The playbook looks at automating entire work processes, rather than just a transaction or task that’s part of the process. The playbook contains a set of tools and instructions for agencies to follow, like how to select the business process to maximize cost savings, and how to quickly identify areas that present the greatest opportunities for automation and digitalization.

The playbook provides a solution prioritization matrix that helps agencies evaluate and prioritize projects based on cost and impact. Through these methods, agencies plot potential solutions into four quadrants — highest and lowest cost, as well as highest and lowest value.

Last year, the bureau used this matrix process to look at its temporary duty travel process.

Good said the bureau identified a pain point for employees in the funds availability checks between the travel and financial system.

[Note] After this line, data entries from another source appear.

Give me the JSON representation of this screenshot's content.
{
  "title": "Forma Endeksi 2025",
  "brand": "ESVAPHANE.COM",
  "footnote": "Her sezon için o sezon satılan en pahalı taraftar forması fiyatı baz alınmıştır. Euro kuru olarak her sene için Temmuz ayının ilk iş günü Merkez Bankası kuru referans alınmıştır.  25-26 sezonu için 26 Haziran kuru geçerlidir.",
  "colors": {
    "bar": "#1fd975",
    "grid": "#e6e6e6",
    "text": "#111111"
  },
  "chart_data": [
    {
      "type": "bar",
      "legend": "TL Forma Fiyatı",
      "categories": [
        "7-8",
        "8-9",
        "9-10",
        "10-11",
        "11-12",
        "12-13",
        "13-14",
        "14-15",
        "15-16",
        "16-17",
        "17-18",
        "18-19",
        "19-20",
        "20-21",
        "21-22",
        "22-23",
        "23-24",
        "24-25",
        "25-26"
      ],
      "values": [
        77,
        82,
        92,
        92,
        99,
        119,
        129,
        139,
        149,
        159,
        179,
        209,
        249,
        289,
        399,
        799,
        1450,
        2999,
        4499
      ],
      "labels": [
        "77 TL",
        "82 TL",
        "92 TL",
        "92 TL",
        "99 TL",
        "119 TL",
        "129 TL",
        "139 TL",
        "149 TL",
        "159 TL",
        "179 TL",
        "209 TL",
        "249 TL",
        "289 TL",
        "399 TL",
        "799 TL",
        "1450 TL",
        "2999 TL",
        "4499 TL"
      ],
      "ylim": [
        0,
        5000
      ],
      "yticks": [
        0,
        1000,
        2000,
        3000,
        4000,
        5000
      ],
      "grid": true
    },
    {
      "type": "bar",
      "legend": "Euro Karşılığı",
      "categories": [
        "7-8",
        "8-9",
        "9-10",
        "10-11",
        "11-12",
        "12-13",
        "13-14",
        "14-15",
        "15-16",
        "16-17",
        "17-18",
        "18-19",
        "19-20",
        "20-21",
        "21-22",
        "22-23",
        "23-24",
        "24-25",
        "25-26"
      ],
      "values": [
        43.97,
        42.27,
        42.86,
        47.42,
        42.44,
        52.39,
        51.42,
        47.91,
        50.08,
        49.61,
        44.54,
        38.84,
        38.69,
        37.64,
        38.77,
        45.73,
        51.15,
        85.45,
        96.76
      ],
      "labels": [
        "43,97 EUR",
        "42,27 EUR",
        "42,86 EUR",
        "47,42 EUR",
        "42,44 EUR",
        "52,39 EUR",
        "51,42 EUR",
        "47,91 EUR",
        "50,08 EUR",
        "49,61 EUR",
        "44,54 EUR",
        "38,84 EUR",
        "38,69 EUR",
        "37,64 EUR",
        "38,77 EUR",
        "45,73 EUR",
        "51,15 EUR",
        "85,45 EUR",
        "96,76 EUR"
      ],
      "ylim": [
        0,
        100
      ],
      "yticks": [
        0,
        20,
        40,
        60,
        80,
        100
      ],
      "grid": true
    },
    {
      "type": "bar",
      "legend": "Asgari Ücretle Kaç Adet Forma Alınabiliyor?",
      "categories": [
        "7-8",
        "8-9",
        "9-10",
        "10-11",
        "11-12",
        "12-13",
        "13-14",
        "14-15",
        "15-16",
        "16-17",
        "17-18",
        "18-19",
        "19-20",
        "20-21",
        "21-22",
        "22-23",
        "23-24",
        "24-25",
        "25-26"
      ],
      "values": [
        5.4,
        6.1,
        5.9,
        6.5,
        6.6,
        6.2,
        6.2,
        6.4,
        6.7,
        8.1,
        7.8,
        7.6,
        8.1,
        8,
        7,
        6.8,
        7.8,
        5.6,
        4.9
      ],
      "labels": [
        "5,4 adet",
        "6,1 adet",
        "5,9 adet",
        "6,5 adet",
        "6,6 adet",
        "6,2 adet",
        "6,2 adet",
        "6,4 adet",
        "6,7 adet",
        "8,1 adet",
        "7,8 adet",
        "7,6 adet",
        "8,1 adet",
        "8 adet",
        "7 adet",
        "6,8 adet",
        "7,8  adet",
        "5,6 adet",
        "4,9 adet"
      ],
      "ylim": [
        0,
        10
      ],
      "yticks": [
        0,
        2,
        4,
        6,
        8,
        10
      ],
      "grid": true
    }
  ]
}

Using this matrix, the bureau identified seven possible solutions, five of which would have applied new technology. In the end, the bureau went with a funds distribution policy solution, the lowest cost solution that delivered an immediate impact.

“The idea here mainly is we want to encourage you first to consider those no-or-low-tech solutions, before automatically jumping into an emerging technology that can bring in those higher costs and risks,” Good said.

Emerging tech, however, does have a role to play at the bureau. Good said FIT is looking at artificial intelligence and machine learning to analyze fraud detection patterns in tax collecting, and assessing whether AI algorithms can automate the process of creating Treasury warrants. She said the bureau is also looking to roll out chatbots.

“People want a digital experience and we need to meet those customer expectations. We need to meet those customers where they are, and a lot of that is through automation,” Fischer said.

In terms of robotic process automation, Good said the bureau has deployed over 70 bots, and is looking at how bots can streamline operations and customer interactions.